Pacer's focus lies in international trade services, as evidenced by the company's expansion last fall of its intermodal service to provide Chihuahua, Mexico, with links to markets in the U.S. and Canada. The company continues to reach into new markets, which could produce greater profits over the next three quarters if it maintains low operating costs.


American Railcar Industries Inc. (ARII, Financial) deals in hopper and tank railcars and provides management and repair services within the railroad industry. As of close on February 17, the company's market cap stood at $654.66 million.


In December, the company announced its intention to expand into the railcar leasing market in partnership with its affiliate American Railcar Leasing LLC. This move could be a sign of uncertainty, but I believe it is a step in the right direction for shareholders. A diversified business decreases the degree of risk it faces should a particular segment of the market fail.


While fourth quarter results are still unknown to the public, last year's third quarter total revenue doubled from the previous year, with a total of $125.8 million compared to $64.8 million in 2010. At close on Friday, February 17th, ARI was trading at about $31, which is very close to the 52-week high, and a far cry from the 52-week low, which was $13.68.


Even with the company's efforts to diversify, it seems unlikely to me that profits will go up much more in the near future. For those who bought in before the company's value went up, now might be a good time to sell, if you want to make a quick profit. I expect share prices to drop in the near future, although I doubt this drop will be dramatic enough to warrant any panic.


FreightCar America (RAIL, Financial) could be on the rise again, having apparently recovered from its 2011 third-quarter depression, when shares were at their lowest in a decade. One reason for this appears to be the mild winters and increased use of natural gas and other fuels as opposed to coal.

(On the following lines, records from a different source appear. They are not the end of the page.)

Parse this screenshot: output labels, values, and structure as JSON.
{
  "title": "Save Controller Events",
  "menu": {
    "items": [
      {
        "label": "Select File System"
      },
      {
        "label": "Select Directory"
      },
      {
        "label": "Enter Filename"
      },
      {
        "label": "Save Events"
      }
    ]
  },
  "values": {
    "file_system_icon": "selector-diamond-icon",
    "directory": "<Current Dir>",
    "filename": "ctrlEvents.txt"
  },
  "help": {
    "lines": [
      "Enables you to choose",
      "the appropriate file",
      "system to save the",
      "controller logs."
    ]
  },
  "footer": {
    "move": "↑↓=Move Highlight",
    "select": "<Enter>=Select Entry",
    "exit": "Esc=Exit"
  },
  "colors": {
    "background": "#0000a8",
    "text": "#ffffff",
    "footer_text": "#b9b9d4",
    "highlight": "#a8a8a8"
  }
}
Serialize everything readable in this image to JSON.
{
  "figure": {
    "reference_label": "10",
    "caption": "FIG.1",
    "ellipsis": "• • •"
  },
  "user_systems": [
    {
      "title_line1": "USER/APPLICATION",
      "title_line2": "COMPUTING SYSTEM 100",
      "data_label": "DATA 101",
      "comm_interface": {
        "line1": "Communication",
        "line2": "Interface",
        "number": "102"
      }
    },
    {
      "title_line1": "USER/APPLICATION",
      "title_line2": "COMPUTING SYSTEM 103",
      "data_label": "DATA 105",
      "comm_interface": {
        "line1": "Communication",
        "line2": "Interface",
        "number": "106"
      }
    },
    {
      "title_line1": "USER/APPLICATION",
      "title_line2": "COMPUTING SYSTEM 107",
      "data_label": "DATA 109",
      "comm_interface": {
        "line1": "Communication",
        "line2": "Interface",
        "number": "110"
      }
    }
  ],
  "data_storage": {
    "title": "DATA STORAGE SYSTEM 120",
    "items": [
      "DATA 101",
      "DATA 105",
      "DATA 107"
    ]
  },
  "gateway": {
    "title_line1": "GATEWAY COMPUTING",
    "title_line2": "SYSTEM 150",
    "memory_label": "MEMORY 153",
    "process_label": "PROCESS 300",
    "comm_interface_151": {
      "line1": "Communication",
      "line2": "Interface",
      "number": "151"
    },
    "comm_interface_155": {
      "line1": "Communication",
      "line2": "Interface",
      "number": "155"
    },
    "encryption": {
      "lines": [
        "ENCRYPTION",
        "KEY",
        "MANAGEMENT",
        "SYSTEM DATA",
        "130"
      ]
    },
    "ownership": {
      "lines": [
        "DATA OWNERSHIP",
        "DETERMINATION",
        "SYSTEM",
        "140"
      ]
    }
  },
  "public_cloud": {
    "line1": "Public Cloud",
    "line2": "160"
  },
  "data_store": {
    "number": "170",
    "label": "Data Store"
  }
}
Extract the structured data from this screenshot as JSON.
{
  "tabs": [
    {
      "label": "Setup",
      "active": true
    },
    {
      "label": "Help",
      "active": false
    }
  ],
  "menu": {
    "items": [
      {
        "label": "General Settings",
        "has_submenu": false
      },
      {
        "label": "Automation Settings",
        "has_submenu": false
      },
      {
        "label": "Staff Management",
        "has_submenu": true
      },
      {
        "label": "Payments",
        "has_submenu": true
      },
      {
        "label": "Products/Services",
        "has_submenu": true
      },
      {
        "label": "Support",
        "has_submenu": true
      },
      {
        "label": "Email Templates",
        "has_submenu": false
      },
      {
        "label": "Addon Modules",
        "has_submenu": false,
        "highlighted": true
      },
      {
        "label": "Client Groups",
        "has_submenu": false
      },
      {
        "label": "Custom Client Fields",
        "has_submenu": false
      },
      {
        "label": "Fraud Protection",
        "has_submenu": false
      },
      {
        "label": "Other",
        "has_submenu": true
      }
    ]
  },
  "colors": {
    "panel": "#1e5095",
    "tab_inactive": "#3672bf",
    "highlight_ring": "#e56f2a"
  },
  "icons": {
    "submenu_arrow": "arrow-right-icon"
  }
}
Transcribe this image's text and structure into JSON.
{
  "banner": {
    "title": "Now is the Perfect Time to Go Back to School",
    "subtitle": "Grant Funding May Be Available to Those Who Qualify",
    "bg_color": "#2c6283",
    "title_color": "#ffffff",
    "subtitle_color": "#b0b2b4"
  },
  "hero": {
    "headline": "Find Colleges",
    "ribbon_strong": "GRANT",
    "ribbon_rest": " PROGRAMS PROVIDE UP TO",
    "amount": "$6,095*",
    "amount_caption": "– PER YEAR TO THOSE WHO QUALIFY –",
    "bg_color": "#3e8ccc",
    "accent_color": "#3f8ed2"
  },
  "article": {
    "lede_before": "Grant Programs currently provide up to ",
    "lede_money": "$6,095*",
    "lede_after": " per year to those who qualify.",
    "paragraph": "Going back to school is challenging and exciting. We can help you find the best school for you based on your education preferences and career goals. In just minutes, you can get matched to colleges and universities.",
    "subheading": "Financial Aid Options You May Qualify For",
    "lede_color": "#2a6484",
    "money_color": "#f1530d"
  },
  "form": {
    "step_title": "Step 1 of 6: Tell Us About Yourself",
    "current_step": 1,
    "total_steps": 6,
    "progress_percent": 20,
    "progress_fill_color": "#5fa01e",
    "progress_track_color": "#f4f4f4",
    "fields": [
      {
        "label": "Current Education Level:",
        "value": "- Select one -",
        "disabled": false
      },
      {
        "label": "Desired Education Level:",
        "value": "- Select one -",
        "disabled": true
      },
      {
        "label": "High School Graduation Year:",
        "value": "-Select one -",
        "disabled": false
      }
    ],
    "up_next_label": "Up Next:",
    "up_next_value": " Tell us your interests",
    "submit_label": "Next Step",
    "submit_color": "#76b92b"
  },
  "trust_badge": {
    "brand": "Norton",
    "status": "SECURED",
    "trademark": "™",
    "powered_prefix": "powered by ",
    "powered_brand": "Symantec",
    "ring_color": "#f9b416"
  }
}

Coal mining companies are facing difficult market conditions, and since Freightcar America specializes in aluminum coal-hauling cars, it has been feeling the pinch. However, in light of these conditions, the company has changed its focus to aftermarket parts and refurbishment.


It seems doubtful to me that this strategy will be enough to pick up the company's growth, but at the same time, intelligent diversification comparable to ARI's, as discussed above, could provide the impetus needed to breathe fresh life into a company that seems to be tunnel-visioning at this point. Until we see a shuffle in management, production, or even ideas, however, it is anyone's guess how long FreightCar America is going to last.


This is the only one of the four stocks in this essay that I strongly recommend selling. That being said, the company's recent upswing could be a sign of things to come, if it plays its cards right.